I think there’s an additional requirement that we haven’t expressed very well. Let me try and describe it as ‘the desire to separate installation and execution’. Some OHDSI partners very much want to be able to install Strategus with a set of modules, and freeze that for some time while they execute studies making use only of the installed modules.

You mention that ‘I think it would make sense for a study to include a complete list of all recursive dependencies (renv.lock file)’. I think this goes against this requirement. A lock file could contain dependencies not already installed at a site.
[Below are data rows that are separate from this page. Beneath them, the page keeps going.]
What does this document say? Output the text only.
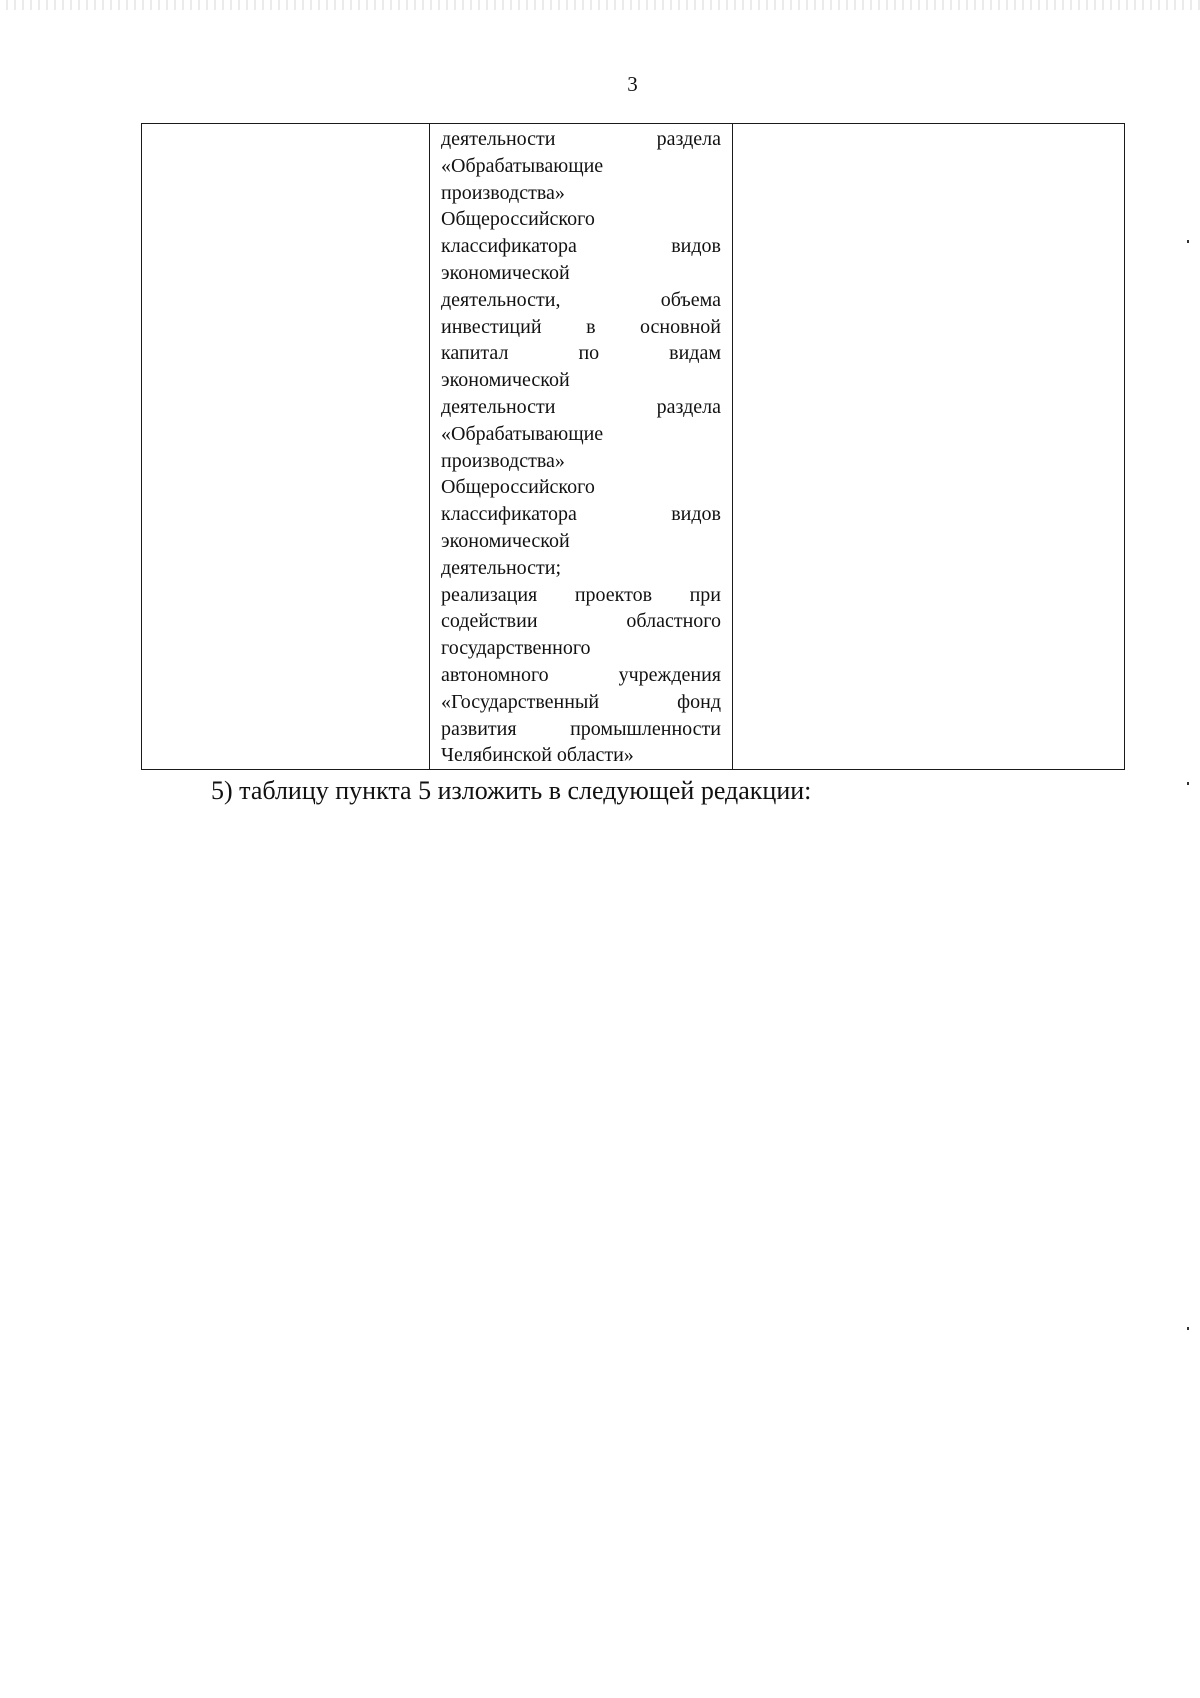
3

деятельности раздела
«Обрабатывающие
производства»
Общероссийского
классификатора видов
экономической
деятельности, объема
инвестиций в основной
капитал по видам
экономической
деятельности раздела
«Обрабатывающие
производства»
Общероссийского
классификатора видов
экономической
деятельности;
реализация проектов при
содействии областного
государственного
автономного учреждения
«Государственный фонд
развития промышленности
Челябинской области»

5) таблицу пункта 5 изложить в следующей редакции:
I prefer your definition that a study specification is ‘a plain text file that describes how modules (i.e. building blocks) are put together to make an OHDSI study.’ The required dependencies should be implied by the study specifications.
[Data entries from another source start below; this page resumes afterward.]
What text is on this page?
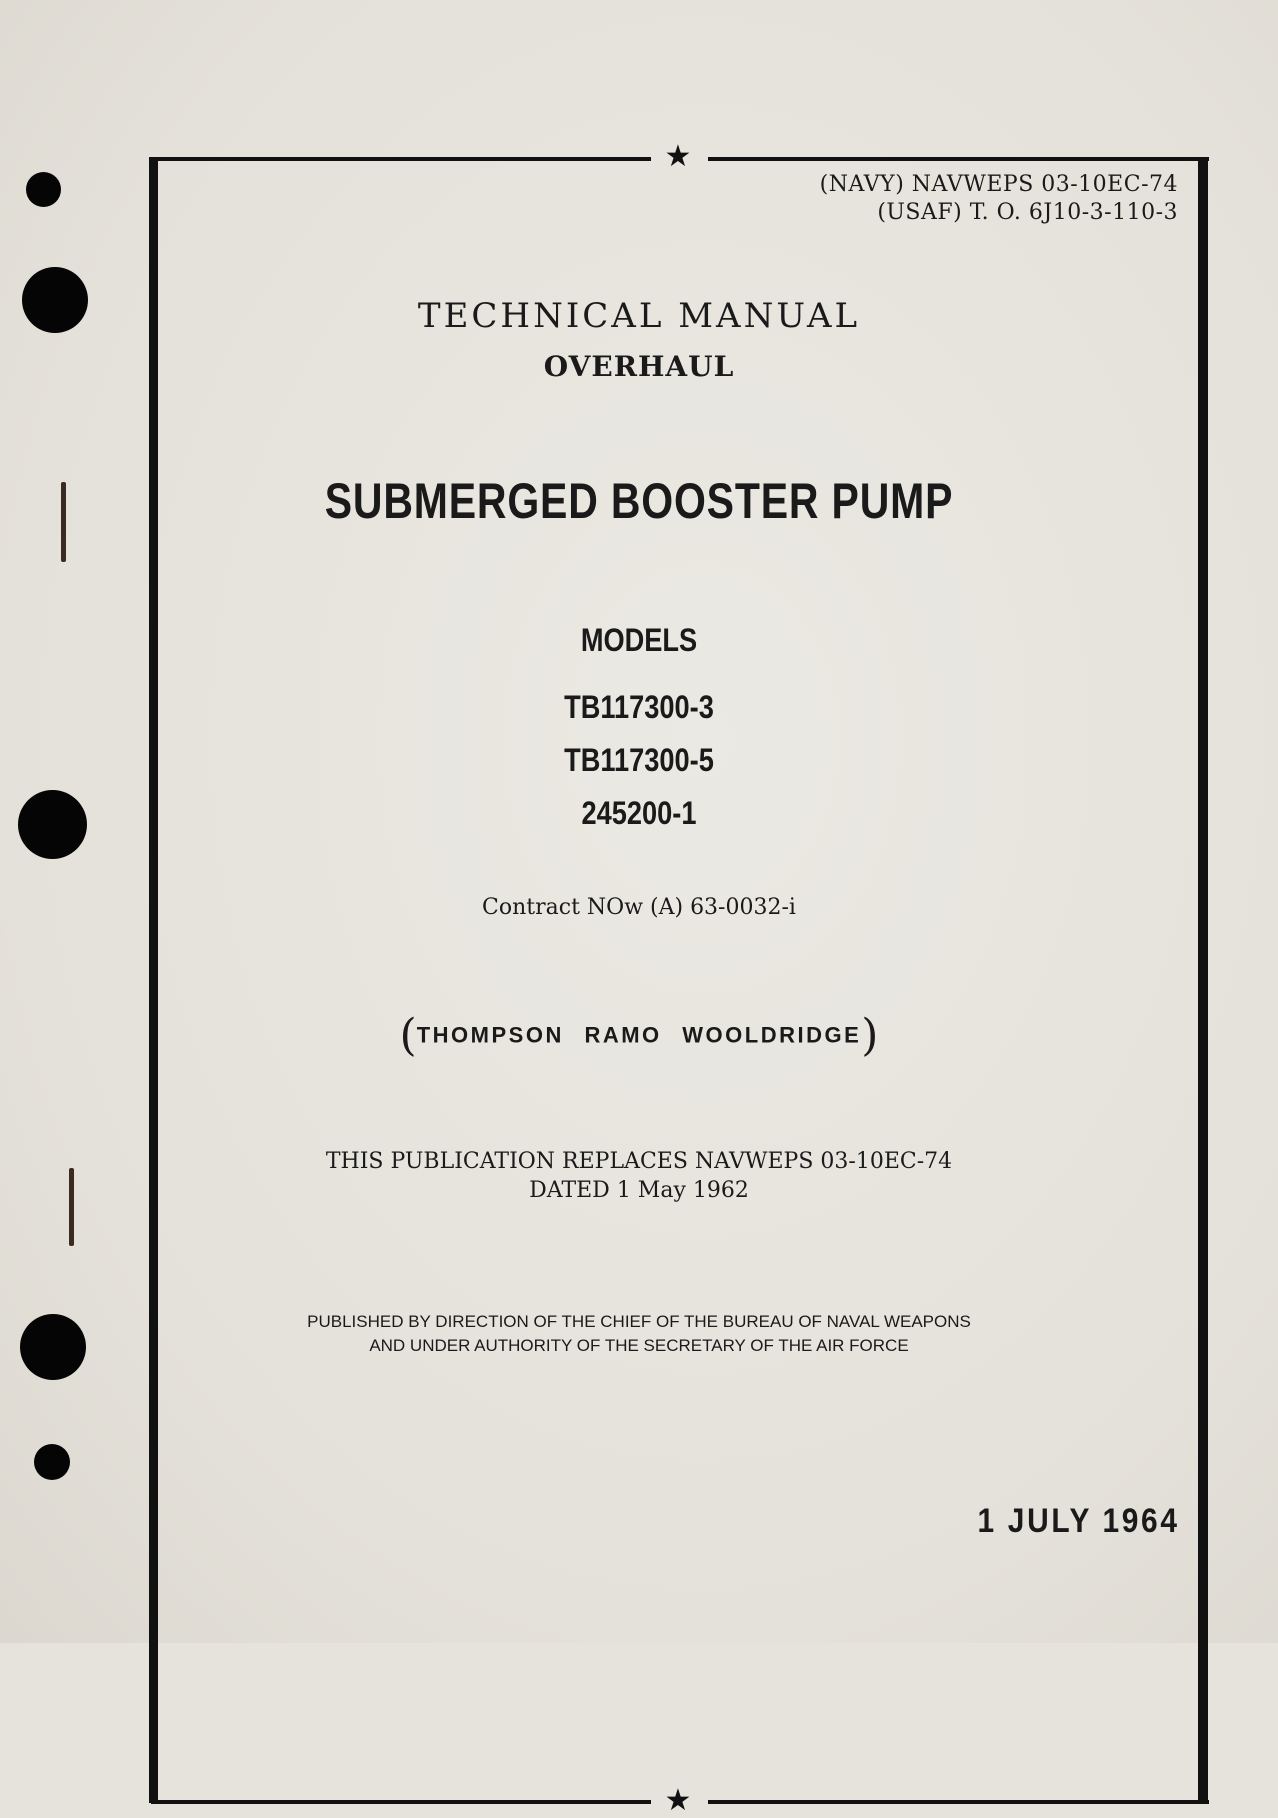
★
★
(NAVY) NAVWEPS 03-10EC-74
(USAF) T. O. 6J10-3-110-3
TECHNICAL MANUAL
OVERHAUL
SUBMERGED BOOSTER PUMP
MODELS
TB117300-3
TB117300-5
245200-1
Contract NOw (A) 63-0032-i
(THOMPSON RAMO WOOLDRIDGE)
THIS PUBLICATION REPLACES NAVWEPS 03-10EC-74
DATED 1 May 1962
PUBLISHED BY DIRECTION OF THE CHIEF OF THE BUREAU OF NAVAL WEAPONS
AND UNDER AUTHORITY OF THE SECRETARY OF THE AIR FORCE
1 JULY 1964
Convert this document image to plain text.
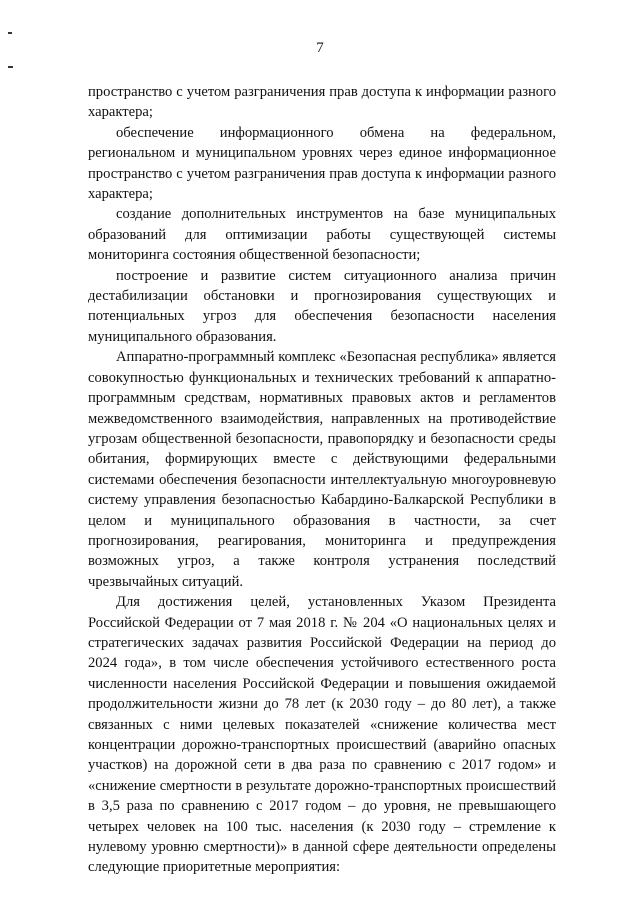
7

пространство с учетом разграничения прав доступа к информации разного характера;

обеспечение информационного обмена на федеральном, региональном и муниципальном уровнях через единое информационное пространство с учетом разграничения прав доступа к информации разного характера;

создание дополнительных инструментов на базе муниципальных образований для оптимизации работы существующей системы мониторинга состояния общественной безопасности;

построение и развитие систем ситуационного анализа причин дестабилизации обстановки и прогнозирования существующих и потенциальных угроз для обеспечения безопасности населения муниципального образования.

Аппаратно-программный комплекс «Безопасная республика» является совокупностью функциональных и технических требований к аппаратно-программным средствам, нормативных правовых актов и регламентов межведомственного взаимодействия, направленных на противодействие угрозам общественной безопасности, правопорядку и безопасности среды обитания, формирующих вместе с действующими федеральными системами обеспечения безопасности интеллектуальную многоуровневую систему управления безопасностью Кабардино-Балкарской Республики в целом и муниципального образования в частности, за счет прогнозирования, реагирования, мониторинга и предупреждения возможных угроз, а также контроля устранения последствий чрезвычайных ситуаций.

Для достижения целей, установленных Указом Президента Российской Федерации от 7 мая 2018 г. № 204 «О национальных целях и стратегических задачах развития Российской Федерации на период до 2024 года», в том числе обеспечения устойчивого естественного роста численности населения Российской Федерации и повышения ожидаемой продолжительности жизни до 78 лет (к 2030 году – до 80 лет), а также связанных с ними целевых показателей «снижение количества мест концентрации дорожно-транспортных происшествий (аварийно опасных участков) на дорожной сети в два раза по сравнению с 2017 годом» и «снижение смертности в результате дорожно-транспортных происшествий в 3,5 раза по сравнению с 2017 годом – до уровня, не превышающего четырех человек на 100 тыс. населения (к 2030 году – стремление к нулевому уровню смертности)» в данной сфере деятельности определены следующие приоритетные мероприятия:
I wasn’t aware you could use the RStudio package manager to reproduce CRAN at a specific point in time! We could actually do something similar on-the-fly for HADES by using the timestamps of the git tags.

Which brings me to the Module Repository Manager. I was thinking this role is already fulfilled by Github. We currently explicitly reference Github in the Strategus analysis specifications (see for example here). The only functionality it currently doesn’t fulfil is, given a date, provide the most recent versions at that date, but as mentioned before I think that should be trivial to implement somewhere. But could you help me understand where that fits in your design? At what point do we need to resolve a date to a set of HADES package versions?
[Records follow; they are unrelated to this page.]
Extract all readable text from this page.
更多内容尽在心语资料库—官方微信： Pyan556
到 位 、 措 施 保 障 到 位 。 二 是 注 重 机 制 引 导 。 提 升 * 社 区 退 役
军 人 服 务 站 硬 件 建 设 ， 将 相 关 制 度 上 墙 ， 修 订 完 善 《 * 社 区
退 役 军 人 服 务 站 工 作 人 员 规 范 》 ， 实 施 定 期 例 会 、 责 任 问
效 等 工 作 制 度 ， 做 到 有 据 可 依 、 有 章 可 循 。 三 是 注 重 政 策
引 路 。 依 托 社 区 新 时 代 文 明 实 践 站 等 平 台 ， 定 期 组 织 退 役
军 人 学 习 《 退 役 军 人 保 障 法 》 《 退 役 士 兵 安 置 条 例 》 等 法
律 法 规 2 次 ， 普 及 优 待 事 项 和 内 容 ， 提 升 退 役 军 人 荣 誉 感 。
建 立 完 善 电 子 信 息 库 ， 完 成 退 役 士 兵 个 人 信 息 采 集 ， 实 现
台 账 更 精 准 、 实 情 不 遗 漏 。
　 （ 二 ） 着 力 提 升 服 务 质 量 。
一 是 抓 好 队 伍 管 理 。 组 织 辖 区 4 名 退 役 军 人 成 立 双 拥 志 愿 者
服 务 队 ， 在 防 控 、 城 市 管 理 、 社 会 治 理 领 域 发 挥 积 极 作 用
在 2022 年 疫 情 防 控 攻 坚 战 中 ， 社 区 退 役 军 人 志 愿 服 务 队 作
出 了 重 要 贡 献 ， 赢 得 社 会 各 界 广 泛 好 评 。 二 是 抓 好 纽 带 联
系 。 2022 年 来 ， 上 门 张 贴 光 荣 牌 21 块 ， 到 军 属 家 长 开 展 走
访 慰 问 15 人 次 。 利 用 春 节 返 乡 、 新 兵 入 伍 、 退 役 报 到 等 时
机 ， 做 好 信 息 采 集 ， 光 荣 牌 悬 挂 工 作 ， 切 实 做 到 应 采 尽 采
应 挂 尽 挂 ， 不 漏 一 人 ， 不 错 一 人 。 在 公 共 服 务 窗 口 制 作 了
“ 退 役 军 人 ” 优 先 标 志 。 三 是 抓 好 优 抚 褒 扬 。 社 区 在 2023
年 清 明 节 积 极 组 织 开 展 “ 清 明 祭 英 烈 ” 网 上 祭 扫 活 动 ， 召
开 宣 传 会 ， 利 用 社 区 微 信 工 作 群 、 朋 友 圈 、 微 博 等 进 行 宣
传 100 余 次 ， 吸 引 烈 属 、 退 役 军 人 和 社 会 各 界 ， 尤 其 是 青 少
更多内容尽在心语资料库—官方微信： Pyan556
Chris_Knoll · July 30, 2022, 2:01am

Hi, Adam,
I’m sorry I didn’t reply sooner; your post gave me a lot to think about and I wanted to take the time to give a clear understanding of my perspective. I hope that my thoughts align with Martijn’s.

In my mind, I don’t see circe cohorts and concept set expressions as having an explicit dependency on a vocabulary version. So, I feel this is different than saying ‘ggplot 3.4 depends on dplyr version 1.2 or greater’. I see cohort definitions and concept set expressions as just a way of expressing a query. It’s up to the user to decide if it makes sense to apply it on a CDM with one version of the vocabulary or another. The important thing is that if we do produce evidence from a cdm, it’s important to note which cohort definition /concept set expression you used (these could be versioned artifacts) and which version of the vocabulary you used, and maybe even which version of ETL was used to build the CDM. Any variation in these elements could lead to different results when you try to ‘reproduce’ it.

To illustrate this point as ‘it’s just a query’, consider the following

select drug_concept_id, count(*) as n from cdmSchema.drug_era group by drug_concept_id

You run this on one cdm, and you’ll get a result. The result depends on the version of the vocabulary, and the ETL that built the cdm. It depends on the vocabulary because concept_ancestor defines ingredient rollups. It depends on the ETL version because that defines which people got populated in the CDM tables.

So, should the query select drug_concept_id, count(*).... declare a dependency on a particular version of the vocabulary or ETL? I’d say ‘no’ but if i was to present the results of this query, I should capture the CDM ETL version and the vocabulary version in order to reproduce this result later.

I think I’d like to draw a distinction between using dependency versions to indicate ‘things work’ vs. indicating some unique identifier to the state of the artifact (ie: this is concept set v 1.0 (an identifier) vs. this concept set only works if you have vocabulary v5.3.24). If we had something like a versioned release of Phenotype Library, you could say things like ‘this is cohort 1245 (T2DM) from Phenotype Library v3.4’, allowing people to fetch the exact representation to attempt to reproduce your result. Same thing with Strategus modules: you declare which versions you want to use in a study, and if you want to reproduce it later, you know how to reproduce the execution environment by the version of the modules (which in turn embeds an renv.lock file to load the correct dependencies for that version).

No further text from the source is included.